Writing last month in Cell, Ehrlich and colleagues1 reported progress in a 40-year line of investigation. They have studied the ‘coated pits’ that form on the surface of cells and which take up material from the surface and the extracellular environment.
Seminal work by Roth and Porter2 first showed that there are regions on the surface of mosquito eggs that are specialized to allow these cells to take up yolk proteins from their environment. Roth and Porter called these areas coated pits because the surface facing the inside of the cell was coated with an electron-dense material. That material was later shown to be made up of a protein named clathrin3. Over the past 20 years, many other components of coated pits have been identified. These include the AP2 adaptor protein, which links transmembrane cargo molecules to the clathrin lattice, and dynamin, an enzyme required to transform coated pits into small, spherical vesicles inside the cell4 (although its precise role remains controversial).
Clathrin-coated pits have become firmly established as the major pathway for the uptake of nutrients and signalling molecules in almost all non-bacterial cells. This pathway is also essential in tissue-specific processes such as immune surveillance, and it is frequently hijacked by pathogens seeking entry into the cell4. A combination of biochemistry, electron microscopy and cell biology has provided a series of snapshots of the coated-vesicle cycle. These snapshots define a temporal order of events (Fig. 1) that includes the assembly of clathrin and other coat proteins just under the cell surface, the selection of cargo molecules, an increase in membrane curvature, and scission of the invaginating pit. The vesicle thereby produced then rapidly loses its coat, allowing it to fuse with another intracellular compartment, the early endosome.
By labelling clathrin, AP2 and cargo molecules with fluorescent ‘tags’, Ehrlich et al.1 have now gone a step further: rather than taking static snapshots, they have produced movies of the vesicle cycle in living cells. This is not the first example of live-cell imaging of coated-pit formation5. But it is the first such study to probe the connection between coat proteins, such as clathrin and AP2, and cargo molecules (such as low-density lipoprotein and its receptor) that are known to be internalized by this route. They thus provide compelling evidence that the fluorescent particles observed indeed represent functional coated pits. The authors introduced the fluorescently tagged molecules into cells cultured under conditions in which the molecules were stably expressed, and subsequently identified growing coated pits through an increase in the size of fluorescent spots on the plasma membrane with time.
It has been suggested6 that there are ‘hotspots’ on the inside of the cell surface at which coated pits assemble, implying that initiator components are specifically localized to such hotspots. But Ehrlich et al. observe that the initiation of new pits occurs randomly, suggesting that the proteins or lipids responsible must also be distributed randomly on the plasma membrane.

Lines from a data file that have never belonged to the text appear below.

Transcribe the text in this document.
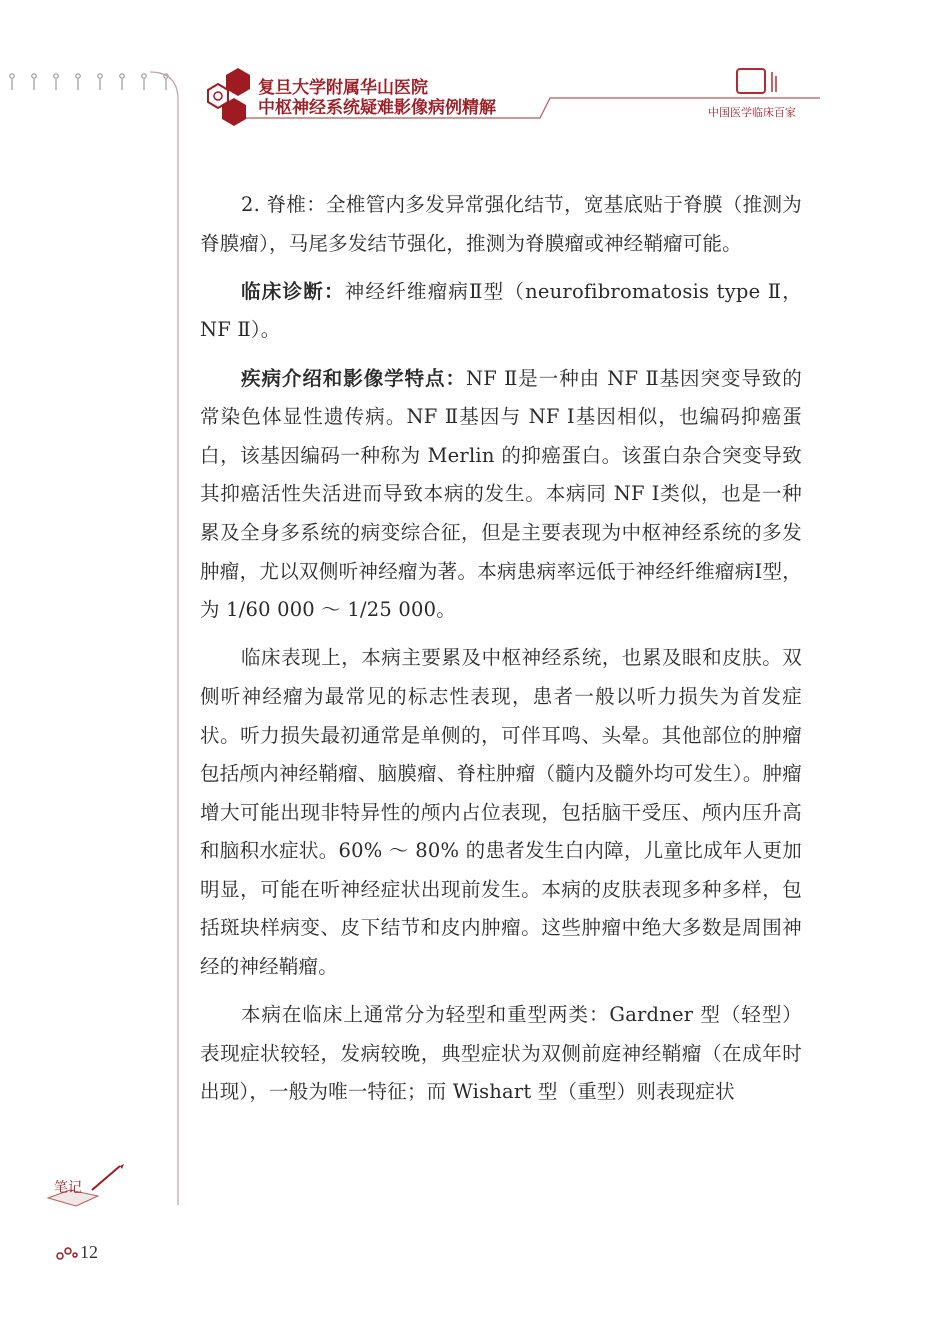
复旦大学附属华山医院
中枢神经系统疑难影像病例精解	中国医学临床百家

2. 脊椎：全椎管内多发异常强化结节，宽基底贴于脊膜（推测为脊膜瘤），马尾多发结节强化，推测为脊膜瘤或神经鞘瘤可能。

临床诊断：神经纤维瘤病Ⅱ型（neurofibromatosis type Ⅱ，NF Ⅱ）。

疾病介绍和影像学特点：NF Ⅱ是一种由 NF Ⅱ基因突变导致的常染色体显性遗传病。NF Ⅱ基因与 NF Ⅰ基因相似，也编码抑癌蛋白，该基因编码一种称为 Merlin 的抑癌蛋白。该蛋白杂合突变导致其抑癌活性失活进而导致本病的发生。本病同 NF Ⅰ类似，也是一种累及全身多系统的病变综合征，但是主要表现为中枢神经系统的多发肿瘤，尤以双侧听神经瘤为著。本病患病率远低于神经纤维瘤病Ⅰ型，为 1/60 000 ～ 1/25 000。

临床表现上，本病主要累及中枢神经系统，也累及眼和皮肤。双侧听神经瘤为最常见的标志性表现，患者一般以听力损失为首发症状。听力损失最初通常是单侧的，可伴耳鸣、头晕。其他部位的肿瘤包括颅内神经鞘瘤、脑膜瘤、脊柱肿瘤（髓内及髓外均可发生）。肿瘤增大可能出现非特异性的颅内占位表现，包括脑干受压、颅内压升高和脑积水症状。60% ～ 80% 的患者发生白内障，儿童比成年人更加明显，可能在听神经症状出现前发生。本病的皮肤表现多种多样，包括斑块样病变、皮下结节和皮内肿瘤。这些肿瘤中绝大多数是周围神经的神经鞘瘤。

本病在临床上通常分为轻型和重型两类：Gardner 型（轻型）表现症状较轻，发病较晚，典型症状为双侧前庭神经鞘瘤（在成年时出现），一般为唯一特征；而 Wishart 型（重型）则表现症状

笔记
12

The authors also find that the fluorescently labelled cargo is recruited to newly forming pits. Surprisingly, though, a significant proportion of the developing pits (around 25%) rapidly disassemble without incorporating cargo. So Ehrlich et al. suggest that the capture of cargo might stabilize nascent pits and commit them to forming vesicles. In practice, this would prevent cells from assembling vesicles in the absence of cargo, thus efficiently coupling function to assembly. The idea that cargo recruitment is linked to successful vesicle formation is consistent with the observation that cargoes such as growth-factor receptors can modulate the vesicle machinery to facilitate their own internalization7. Recruitment of such cargo early in pit formation would provide a window of opportunity where the rate at which pits commit to forming vesicles might be enhanced.

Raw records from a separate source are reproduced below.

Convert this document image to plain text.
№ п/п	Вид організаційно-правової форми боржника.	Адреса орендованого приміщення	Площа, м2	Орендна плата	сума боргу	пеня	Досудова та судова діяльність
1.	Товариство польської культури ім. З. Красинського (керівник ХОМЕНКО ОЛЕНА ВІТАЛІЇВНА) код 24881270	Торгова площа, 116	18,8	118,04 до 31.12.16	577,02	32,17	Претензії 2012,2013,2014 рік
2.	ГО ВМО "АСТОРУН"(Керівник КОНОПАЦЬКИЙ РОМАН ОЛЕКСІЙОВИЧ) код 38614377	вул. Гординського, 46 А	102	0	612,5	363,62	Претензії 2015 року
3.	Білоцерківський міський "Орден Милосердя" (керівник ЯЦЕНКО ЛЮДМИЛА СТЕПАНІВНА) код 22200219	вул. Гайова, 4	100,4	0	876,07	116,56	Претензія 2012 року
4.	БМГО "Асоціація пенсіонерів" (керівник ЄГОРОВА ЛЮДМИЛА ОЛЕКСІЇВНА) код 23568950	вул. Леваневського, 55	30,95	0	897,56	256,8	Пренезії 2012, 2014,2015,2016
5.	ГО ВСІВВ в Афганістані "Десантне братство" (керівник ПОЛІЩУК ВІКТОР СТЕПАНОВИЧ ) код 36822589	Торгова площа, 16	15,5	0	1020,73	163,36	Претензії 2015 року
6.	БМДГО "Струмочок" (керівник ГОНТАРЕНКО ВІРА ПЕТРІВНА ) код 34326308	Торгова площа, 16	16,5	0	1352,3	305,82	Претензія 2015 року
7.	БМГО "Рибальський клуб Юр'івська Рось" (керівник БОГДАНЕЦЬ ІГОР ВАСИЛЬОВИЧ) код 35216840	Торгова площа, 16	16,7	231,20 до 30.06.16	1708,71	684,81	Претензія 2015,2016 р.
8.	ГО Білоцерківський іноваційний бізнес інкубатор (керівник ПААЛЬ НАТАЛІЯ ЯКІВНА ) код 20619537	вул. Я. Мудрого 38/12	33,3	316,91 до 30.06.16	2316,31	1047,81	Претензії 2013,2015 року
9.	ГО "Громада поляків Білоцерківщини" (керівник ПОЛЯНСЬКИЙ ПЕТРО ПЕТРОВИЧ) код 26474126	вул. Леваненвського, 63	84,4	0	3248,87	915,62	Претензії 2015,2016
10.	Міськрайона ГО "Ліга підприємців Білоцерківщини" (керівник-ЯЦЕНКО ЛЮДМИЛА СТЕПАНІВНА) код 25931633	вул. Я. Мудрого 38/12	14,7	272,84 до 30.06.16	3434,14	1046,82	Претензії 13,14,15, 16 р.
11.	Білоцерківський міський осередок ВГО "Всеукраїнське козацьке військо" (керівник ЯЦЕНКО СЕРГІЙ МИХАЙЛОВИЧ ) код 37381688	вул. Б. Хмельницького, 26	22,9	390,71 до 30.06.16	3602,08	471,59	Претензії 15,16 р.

Ongoing debate surrounds the role of dynamin, which has been implicated in the final pinching-off of coated pits. Ehrlich and colleagues' observation that dynamin is recruited to newly forming coated pits at early time points is consistent with studies that show a role for this protein in pit invagination as well as scission8. However, as dynamin was also detected on the pits that disassemble prematurely, it is unlikely to be a major player in the stabilization of nascent pits. If there is instead a link between cargo recruitment and commitment to vesicle formation, coat components such as epsin, which has been implicated both in the generation of membrane curvature9 and as a possible cargo-binding protein10, might mediate this coupling.
Although this is a pleasing interpretation, other possibilities exist, not least because the coated pits that abort might be expected to be able to capture, and be stabilized by, other, unlabelled cargo molecules, which are relatively abundant on the cell surface. One alternative possibility is that a ‘commitment’ step directly precedes, and is necessary for, subsequent cargo recruitment. In this model, cargo recruitment and a commitment to vesicle formation would still be linked, but the commitment step would come first.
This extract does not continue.